13. The computer program product of claim 12 further comprising instructions for causing a computer to: compare expected profits by including cost and revenue information.

14. The computer program product of claim 10 further comprising instructions for causing a computer to: return a set of probability estimates for each prospect .

15. The computer program product of claim 14 wherein the set of probability estimates corresponds to estimates of the likelihood that a given prospect will purchase each of the plurality of products .

16. The computer program product of claim 10 wherein the inputs to each model include a prospect's purchase information about a set of products.

17. The computer program product of claim 10 further comprising instructions for causing a computer to: build the plurality of models for each of the plurality of products, trained by a corresponding plurality of random test samples of prospects selected from a data set of prospects .

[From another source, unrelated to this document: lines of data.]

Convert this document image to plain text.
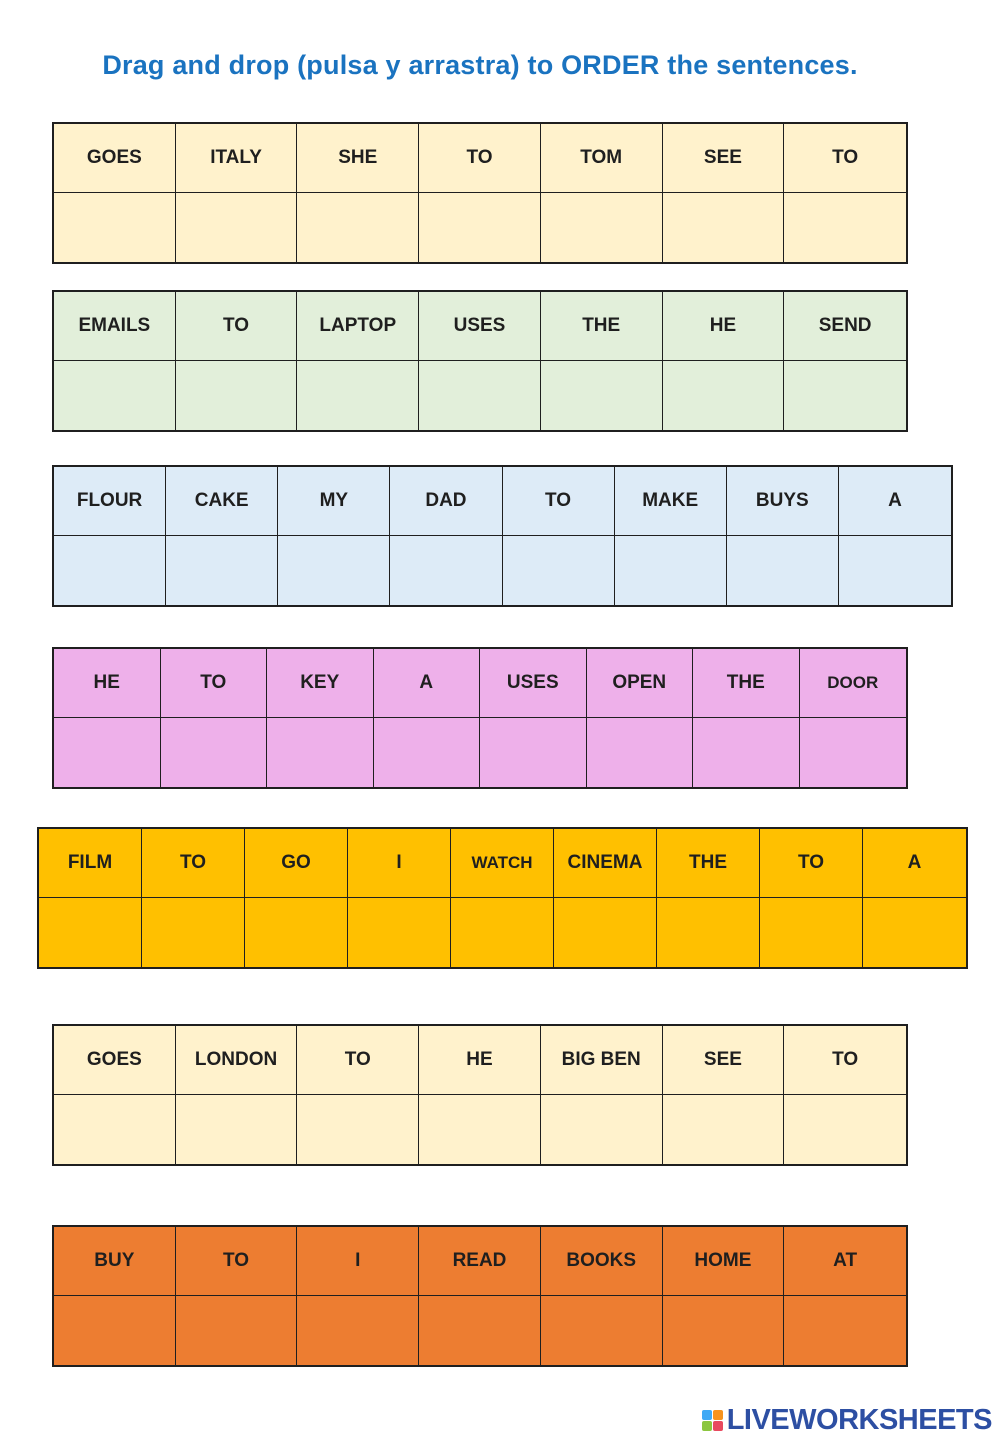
Drag and drop (pulsa y arrastra) to ORDER the sentences.
GOES	ITALY	SHE	TO	TOM	SEE	TO
EMAILS	TO	LAPTOP	USES	THE	HE	SEND
FLOUR	CAKE	MY	DAD	TO	MAKE	BUYS	A
HE	TO	KEY	A	USES	OPEN	THE	DOOR
FILM	TO	GO	I	WATCH	CINEMA	THE	TO	A
GOES	LONDON	TO	HE	BIG BEN	SEE	TO
BUY	TO	I	READ	BOOKS	HOME	AT
LIVEWORKSHEETS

18. The computer program product of claim 17 wherein each random test sample is filtered to remove those prospects who are recent purchasers of the product modeled by each corresponding plurality of models.

19. The computer program product of claim 14 wherein a recent purchase of a product is determined based on the typical buying frequency of the product.

20. A method of determining a number of prospects to contact in a marketing campaign comprises: fixing a unit cost to market each of a plurality of products by considering a mailing campaign for each product independently and adjusting the unit costs that have been assumed for each product independently, to arrive at costs that are appropriate when considering all of the products together; assigning prospects to product mailing lists based on the costs determined in the first pass while accumulating actual quantities of prospects to be placed on each of the lists; and correcting the costs based on actual quantities by considering a maximum budget for the marketing campaign.

21. The method of claim 20 wherein fixing the unit cost specifies the quantity of marketing literature that would be mailed out if that product was the only product.

22. The method of claim 20 wherein fixing the unit cost further comprises: determining statistical measurements to make adjustments from the unit costs that have been assumed for each product independently, to arrive at the costs considering all of the products together.

23. The method of claim 22 wherein the statistical measurements are correlations between scores of products.

24. The method of claim 23 wherein the correlations between the product scores provide information about the amount of overlap in product recommendations that could be expected if products were being assigned independently to each prospect .

25. The method of claim 24 further comprising: adjusting estimated volumes for each product, and unit costs based on the correlations.